Looking these plots helped me decide to use a regression model for this problem since the model have a high correlation, I believe a Regression model would be very useful. Since this problem is a classification problem, I will use a Logistic Regression Model. Fitting a Logistic Regression algorithms, I get an accuracy score of 0%, which is really not realistic so I needed to make sure that may data is right. I looked at my data and found that my data is not randomize and my split was not right where my model wasn’t train right. So I needed to randomize the data and re do the algorithms. After randomizing the data and refit the model I got the accuracy score to be 91.13%. to ensure my model is right and I get a right validation accuracy I used Cross-validation where I got an accuracy mean score of 91.63% for 5-fold. To ensure that my accuracy is right I used the confusion metrics to get the precision, Recall, and F1-score.

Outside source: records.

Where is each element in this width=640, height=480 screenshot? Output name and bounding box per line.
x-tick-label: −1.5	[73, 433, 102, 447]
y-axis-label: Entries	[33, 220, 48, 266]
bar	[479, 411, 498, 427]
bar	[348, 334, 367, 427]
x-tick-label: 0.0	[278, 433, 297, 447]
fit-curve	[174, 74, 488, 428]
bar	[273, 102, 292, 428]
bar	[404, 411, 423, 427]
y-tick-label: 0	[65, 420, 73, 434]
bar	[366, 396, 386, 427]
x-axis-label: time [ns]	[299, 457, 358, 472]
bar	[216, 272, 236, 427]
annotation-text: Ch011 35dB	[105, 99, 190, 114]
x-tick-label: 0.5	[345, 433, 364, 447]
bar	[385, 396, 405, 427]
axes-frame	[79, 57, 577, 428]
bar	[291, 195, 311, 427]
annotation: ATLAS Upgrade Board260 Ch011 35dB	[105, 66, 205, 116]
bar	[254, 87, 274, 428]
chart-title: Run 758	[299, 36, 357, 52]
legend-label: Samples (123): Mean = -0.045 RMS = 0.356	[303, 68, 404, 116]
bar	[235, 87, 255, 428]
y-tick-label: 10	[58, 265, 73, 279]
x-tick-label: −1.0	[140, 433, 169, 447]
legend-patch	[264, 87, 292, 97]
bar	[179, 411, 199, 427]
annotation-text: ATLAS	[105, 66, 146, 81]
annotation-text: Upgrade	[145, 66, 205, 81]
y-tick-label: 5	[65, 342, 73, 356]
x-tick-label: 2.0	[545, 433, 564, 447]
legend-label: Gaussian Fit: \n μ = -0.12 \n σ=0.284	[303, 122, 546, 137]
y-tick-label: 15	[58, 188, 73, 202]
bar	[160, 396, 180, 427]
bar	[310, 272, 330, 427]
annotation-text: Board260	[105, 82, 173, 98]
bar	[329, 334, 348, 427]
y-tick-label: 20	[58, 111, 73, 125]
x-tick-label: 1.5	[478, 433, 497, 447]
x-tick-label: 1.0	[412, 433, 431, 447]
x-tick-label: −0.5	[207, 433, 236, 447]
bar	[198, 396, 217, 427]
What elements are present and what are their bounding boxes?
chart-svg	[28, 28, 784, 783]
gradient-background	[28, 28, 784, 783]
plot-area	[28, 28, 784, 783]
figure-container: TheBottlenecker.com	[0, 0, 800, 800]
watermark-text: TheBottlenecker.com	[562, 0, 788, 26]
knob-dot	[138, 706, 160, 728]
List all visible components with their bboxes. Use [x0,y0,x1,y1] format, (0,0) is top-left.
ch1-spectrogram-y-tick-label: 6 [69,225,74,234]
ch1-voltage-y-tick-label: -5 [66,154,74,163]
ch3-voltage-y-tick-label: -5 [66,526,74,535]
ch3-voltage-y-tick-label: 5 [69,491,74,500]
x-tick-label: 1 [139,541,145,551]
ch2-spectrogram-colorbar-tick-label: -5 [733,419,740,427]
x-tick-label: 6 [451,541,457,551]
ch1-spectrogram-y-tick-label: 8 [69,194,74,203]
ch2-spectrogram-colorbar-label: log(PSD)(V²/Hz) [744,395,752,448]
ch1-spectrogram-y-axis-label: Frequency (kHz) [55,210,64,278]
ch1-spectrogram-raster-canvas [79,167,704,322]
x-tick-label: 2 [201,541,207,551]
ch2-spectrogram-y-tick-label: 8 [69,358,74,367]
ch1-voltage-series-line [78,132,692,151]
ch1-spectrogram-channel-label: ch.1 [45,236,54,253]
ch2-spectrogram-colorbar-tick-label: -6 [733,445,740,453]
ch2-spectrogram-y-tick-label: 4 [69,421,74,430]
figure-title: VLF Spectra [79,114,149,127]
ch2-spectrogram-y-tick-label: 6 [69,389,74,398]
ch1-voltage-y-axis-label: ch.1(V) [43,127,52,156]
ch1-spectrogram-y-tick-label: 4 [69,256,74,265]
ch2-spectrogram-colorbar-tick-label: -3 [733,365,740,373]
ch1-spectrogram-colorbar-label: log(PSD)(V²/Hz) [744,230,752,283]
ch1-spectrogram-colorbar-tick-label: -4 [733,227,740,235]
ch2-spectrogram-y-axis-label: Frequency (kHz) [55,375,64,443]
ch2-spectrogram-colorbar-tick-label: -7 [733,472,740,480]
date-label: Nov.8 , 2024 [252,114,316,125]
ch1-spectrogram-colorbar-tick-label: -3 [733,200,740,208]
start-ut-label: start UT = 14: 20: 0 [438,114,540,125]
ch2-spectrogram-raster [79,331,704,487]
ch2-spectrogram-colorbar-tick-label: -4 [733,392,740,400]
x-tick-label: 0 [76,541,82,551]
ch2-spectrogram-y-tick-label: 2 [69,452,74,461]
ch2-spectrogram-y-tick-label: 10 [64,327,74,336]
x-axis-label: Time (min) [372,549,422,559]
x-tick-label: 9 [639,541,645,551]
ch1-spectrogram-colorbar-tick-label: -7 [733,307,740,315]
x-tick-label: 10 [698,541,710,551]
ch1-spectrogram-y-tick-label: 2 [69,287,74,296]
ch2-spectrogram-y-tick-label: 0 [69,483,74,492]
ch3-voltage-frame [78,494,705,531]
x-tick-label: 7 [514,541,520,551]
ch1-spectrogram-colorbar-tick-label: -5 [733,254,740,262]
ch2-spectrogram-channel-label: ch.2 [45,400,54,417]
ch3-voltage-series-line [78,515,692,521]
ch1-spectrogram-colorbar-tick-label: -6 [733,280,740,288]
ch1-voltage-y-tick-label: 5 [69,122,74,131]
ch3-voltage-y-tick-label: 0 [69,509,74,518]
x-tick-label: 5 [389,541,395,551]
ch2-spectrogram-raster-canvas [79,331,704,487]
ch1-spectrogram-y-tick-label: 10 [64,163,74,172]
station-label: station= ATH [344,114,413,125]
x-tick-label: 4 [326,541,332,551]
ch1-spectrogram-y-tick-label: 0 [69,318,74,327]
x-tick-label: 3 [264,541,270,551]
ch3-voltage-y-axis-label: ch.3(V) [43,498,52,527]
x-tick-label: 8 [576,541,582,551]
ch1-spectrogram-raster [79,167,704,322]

Figure 2: Confusion Matrix for Logistic Regression

Figure 3: Precision, Recall, and F1-score of the logistic Regression
Random Forests Classifier
Then I used a RandomForestsClassifier model. Using a classifier model I got a high accuracy then the logistic Regression model. I got an accuracy of 92.48% when using the RandomForestsClassifier. To ensure the accuracy increase was because the classifier model did better than the Regression I compeered the confusion matrix and the precision, Recall, and F1-score between the two model.

Figure 4:Confusion Matrix for Random Forest

Figure 5: Precision, Recall, and F1-score of the Random Forests
XGBoost
Looking at figure 3 and figure 5 we can see that Random Forest model have a higher Precision, Recall, and F1-score than the logistic Regression. Another model I used was XGBoost which gave me the highest accuracy of all the model. XGBoost give me an accuracy of 92.67%.

Figure 6: Confusion Matrix for XGBoost

Figure 7:Precision, Recall, and F1-score of the XGBoost
After chinking the confusion matirx I can ensure that using an XGBoost will give us the highest accuracy score then random forest or logistic regression.